Mehmet Yiğit Gürdal, insanların yalan söyleme davranışlarını açıklama konusundaki bir deneyi ise şu şekilde aktardı: “Bir başka deneyimizde ise katılımcılardan kimsenin görmeyeceği bir odaya geçip zar atmasını ve çıkan rakamı kâğıda yazıp getirmesini rica ediyoruz. Kâğıtta yazan sayıya göre katılımcıya ödeme yapıyoruz. Maksimum ödül burada 6, ancak ilginç bir noktayla karşılaşıyoruz: Yalandan elde edebileceğiniz kâr artınca yalan söylemeler dramatik şekilde artmamış. Yani yalan söylerseniz elde edebileceğiniz kazanç, yalanın belirleyicisi değil. Bu biraz da sosyal imajla alakalı. Ortaya koyduğunuz bilgi sizi çok yalan söylüyor gibi gösterecekse ondan kaçınıyoruz. Gerçekten 6 gelse de bazı insanlar yalancı konumuna düşmemek için 6 demek istememişler.”
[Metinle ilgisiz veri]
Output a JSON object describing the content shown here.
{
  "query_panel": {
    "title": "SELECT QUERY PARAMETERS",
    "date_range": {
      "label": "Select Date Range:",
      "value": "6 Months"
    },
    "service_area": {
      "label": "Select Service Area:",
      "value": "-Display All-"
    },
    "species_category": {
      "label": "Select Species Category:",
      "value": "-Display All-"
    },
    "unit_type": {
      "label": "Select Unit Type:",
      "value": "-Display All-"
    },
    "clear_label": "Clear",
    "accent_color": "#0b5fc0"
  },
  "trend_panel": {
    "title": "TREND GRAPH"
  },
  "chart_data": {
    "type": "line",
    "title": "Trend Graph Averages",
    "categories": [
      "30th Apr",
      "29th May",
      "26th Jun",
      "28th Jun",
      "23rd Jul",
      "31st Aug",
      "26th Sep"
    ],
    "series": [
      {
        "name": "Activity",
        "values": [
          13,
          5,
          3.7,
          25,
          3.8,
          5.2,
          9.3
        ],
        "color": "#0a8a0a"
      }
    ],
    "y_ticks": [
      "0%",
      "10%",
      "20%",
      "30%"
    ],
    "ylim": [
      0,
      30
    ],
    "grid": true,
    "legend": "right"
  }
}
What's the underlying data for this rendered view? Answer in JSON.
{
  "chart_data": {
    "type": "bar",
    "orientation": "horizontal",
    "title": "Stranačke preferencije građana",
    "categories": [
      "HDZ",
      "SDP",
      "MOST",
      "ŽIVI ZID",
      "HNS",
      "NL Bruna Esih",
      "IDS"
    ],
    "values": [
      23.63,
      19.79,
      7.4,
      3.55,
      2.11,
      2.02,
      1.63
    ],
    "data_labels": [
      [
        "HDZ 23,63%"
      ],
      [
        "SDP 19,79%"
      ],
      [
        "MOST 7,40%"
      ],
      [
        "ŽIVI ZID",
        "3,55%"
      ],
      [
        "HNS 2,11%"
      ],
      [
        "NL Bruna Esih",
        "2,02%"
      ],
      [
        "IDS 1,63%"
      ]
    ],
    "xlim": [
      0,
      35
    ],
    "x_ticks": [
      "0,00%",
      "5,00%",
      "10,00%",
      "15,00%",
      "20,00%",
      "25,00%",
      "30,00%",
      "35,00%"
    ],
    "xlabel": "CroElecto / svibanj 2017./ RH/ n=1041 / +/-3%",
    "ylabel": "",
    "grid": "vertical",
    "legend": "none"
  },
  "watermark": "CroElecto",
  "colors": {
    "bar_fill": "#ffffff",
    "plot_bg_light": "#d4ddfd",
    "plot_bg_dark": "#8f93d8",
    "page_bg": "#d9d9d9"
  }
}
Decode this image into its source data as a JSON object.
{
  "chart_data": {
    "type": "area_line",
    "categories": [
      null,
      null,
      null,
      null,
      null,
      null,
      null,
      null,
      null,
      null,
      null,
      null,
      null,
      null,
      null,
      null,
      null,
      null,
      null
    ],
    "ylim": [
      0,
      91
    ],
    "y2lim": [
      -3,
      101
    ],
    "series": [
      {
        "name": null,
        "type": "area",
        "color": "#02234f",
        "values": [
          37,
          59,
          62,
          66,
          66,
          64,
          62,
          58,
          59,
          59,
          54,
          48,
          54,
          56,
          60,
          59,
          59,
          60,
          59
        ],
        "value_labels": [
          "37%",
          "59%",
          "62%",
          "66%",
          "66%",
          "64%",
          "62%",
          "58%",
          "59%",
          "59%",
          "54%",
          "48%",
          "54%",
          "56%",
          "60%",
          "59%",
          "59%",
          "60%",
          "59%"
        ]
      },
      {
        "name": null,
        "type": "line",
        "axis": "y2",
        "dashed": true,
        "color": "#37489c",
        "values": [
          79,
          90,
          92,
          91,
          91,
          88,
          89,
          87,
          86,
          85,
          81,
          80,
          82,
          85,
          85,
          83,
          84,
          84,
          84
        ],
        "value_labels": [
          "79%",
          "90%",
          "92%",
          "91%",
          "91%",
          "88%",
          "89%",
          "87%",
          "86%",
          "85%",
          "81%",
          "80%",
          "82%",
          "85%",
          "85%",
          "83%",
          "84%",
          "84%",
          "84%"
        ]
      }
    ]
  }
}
Son olarak Mehmet Yiğit Gürdal giderek popüler hale gelen ve davranışsal ekonomiden kaynağını alan nudge (dürtme) şeklinde tabir edilen uygulamalara ve bu yaklaşımın öncülerinden biri olan Richard Thaler’a dair bilgiler sundu. Gürdal “nudge” yaklaşımının bireylere elden geldiğince özgür bir hareket alanı bırakıp onların seçimlerini şekillendirmek ve bu seçimlerin toplumun yararına olmasını sağlamaktan ibaret olduğunu belirterek şu ifadeleri ekledi: “Örneğin, organların bağışlanması gereken ülkelerde organ bağışlama oranlarının zaten yüksek seyrettiğini görüyoruz. Bireysel emeklilik sistemiyle de paralellik kurulabilir. Burada maaşınızın belli bir miktarını emeklilik fonuna yatırıyorsunuz. İnsanlar zamanla daha çok biriktirmelerine yardımcı olduğu için bunun iyi bir uygulama olduğunu düşünüyorlar.” Gürdal, nudge yaklaşımına karşı eleştiriler doğrultusunda bazı opsiyonların sağlanarak insanların hür iradeleriyle karar vermelerini savunanların da bulunduğunu hatırlattı.

 

Mehmet Yiğit Gürdal hakkında

2001 yılında Boğaziçi Üniversitesi Endüstri Mühendisliği bölümünden mezun olan Mehmet Yiğit Gürdal, Sabancı Üniversitesi’nde ekonomi dalında yüksek lisansını tamamladıktan sonra University of Minnesota’da davranış ekonomisi üzerine doktorasını aldı. Boğaziçi Üniversitesi ekonomi laboratuvarında davranışsal ekonomi alanında çeşitli araştırmalar yürüten Gürdal; karar verme, iletişim biçimleri, yalan söylemek ve müşterekler bağlamında iş birlikleri gibi günümüz için önemli konular üzerinde çalışmakta.